An English girl, though the convent is in France—in the city of Boulogne-sur-mer; the same in whose attached pensionnat the sister of Major Mahon is receiving education. She is not the girl, for Kate Mahon, though herself beautiful, is no blonde; instead, the very opposite. Besides, this creature of radiant complexion is not attending school—she is beyond the years for that. Neither is she allowed the freedom of the streets, but kept shut up within a cell in the innermost recesses of the establishment, where the pensionnaires are not permitted, save one or two who are favourites with the Lady Superior.

A small apartment the young girl occupies—bedchamber and sitting-room in one—in short, a nun’s cloister. Furnished, as such, are, in a style of austere simplicity; pallet bed along the one side, the other taken up by a plain deal dressing table, a washstand with jug and basin—these little bigger than tea-bowl and ewer—and a couple of common rush-bottom chairs—that is all.

The walls are lime-washed, but most of their surface is concealed by pictures of saints male and female; while the mother of all is honoured by an image, having a niche to itself, in a corner.

On the table are some four or five books, including a Testament and Missal; their bindings, with the orthodox cross stamped upon them, proclaiming the nature of the contents.

A literature that cannot be to the liking of the present occupant of the cloister; since she has been there several days without turning over a single leaf, or even taking up one of the volumes to look at it.

That she is not there with her own will but against it, can be told by her words, and as their tone, her manner while giving utterance to them. Seated upon the side of the bed, she has sprung to her feet, and with arms raised aloft and tossed about, strides distractedly over the floor. One seeing her thus might well imagine her to be, what she half fancies herself—insane! A supposition strengthened by an unnatural lustre in her eyes, and a hectic flush on her cheeks unlike the hue of health.
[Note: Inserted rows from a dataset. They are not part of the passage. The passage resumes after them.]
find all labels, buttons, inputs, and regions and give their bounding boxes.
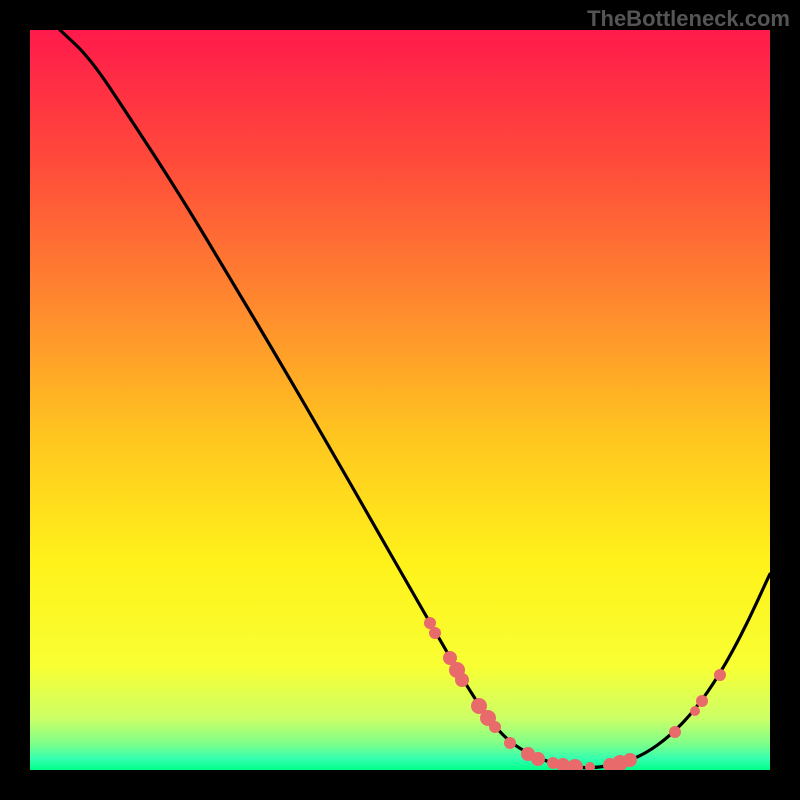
data-point — [429, 627, 441, 639]
data-point — [714, 669, 726, 681]
data-point — [623, 753, 637, 767]
data-point — [567, 759, 583, 775]
data-point — [696, 695, 708, 707]
data-point — [455, 673, 469, 687]
plot-background — [30, 30, 770, 770]
data-point — [585, 762, 595, 772]
plot-svg — [0, 0, 800, 800]
data-point — [531, 752, 545, 766]
data-point — [489, 721, 501, 733]
data-point — [690, 706, 700, 716]
data-point — [504, 737, 516, 749]
data-point — [669, 726, 681, 738]
watermark-label: TheBottleneck.com — [587, 6, 790, 32]
chart-container: TheBottleneck.com — [0, 0, 800, 800]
Still, not as with one suffering bodily sickness, or any physical ailment, but more as from a mind diseased. Seen for only a moment—that particular moment—such would be the conclusion regarding her. But her speech coming after tells she is in full possession of her senses—only under terrible agitation—distraught with some great trouble.

“It must be a convent! But how have I come into it? Into France, too; for surely am I there? The woman who brings my meals is French. So the other—Sister of Mercy, as she calls herself, though she speaks my own tongue. The furniture—bed, table, chairs, washstand—everything of French manufacture. And in all England there is not such a jug and basin as those!”
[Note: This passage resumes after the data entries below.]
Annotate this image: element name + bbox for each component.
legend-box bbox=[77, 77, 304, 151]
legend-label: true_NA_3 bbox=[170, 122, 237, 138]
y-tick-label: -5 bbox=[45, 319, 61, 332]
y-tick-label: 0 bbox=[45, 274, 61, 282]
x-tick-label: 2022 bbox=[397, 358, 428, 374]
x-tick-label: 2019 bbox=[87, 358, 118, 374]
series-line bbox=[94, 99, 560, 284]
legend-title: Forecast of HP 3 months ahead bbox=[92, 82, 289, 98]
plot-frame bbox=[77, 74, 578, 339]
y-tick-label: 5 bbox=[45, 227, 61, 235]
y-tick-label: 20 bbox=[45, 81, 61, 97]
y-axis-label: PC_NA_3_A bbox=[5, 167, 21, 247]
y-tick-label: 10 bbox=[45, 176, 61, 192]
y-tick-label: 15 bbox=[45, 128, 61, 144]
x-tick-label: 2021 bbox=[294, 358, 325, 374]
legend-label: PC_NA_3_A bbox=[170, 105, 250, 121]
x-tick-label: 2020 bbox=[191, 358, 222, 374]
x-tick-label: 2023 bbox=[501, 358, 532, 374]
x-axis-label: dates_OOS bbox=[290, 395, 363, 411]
Regarding the lavatory utensils—so diminutive as to recall “Gulliver’s Travels in Lilliput,” if ever read by her—she for a moment seems to forget her misery, as will in its very midst, and keenest, at sight of the ludicrous and grotesque.

It is quickly recalled, as her glance, wandering around the room, again rests on the little statue—not of marble, but a cheap plaster of Paris cast—and she reads the inscription underneath, “La Mère de Dieu.” The symbols tell her she is inside a nunnery, and upon the soil of France!

“Oh, yes!” she exclaims, “’tis certainly so! I am no more in my native land, but have been carried across the sea!”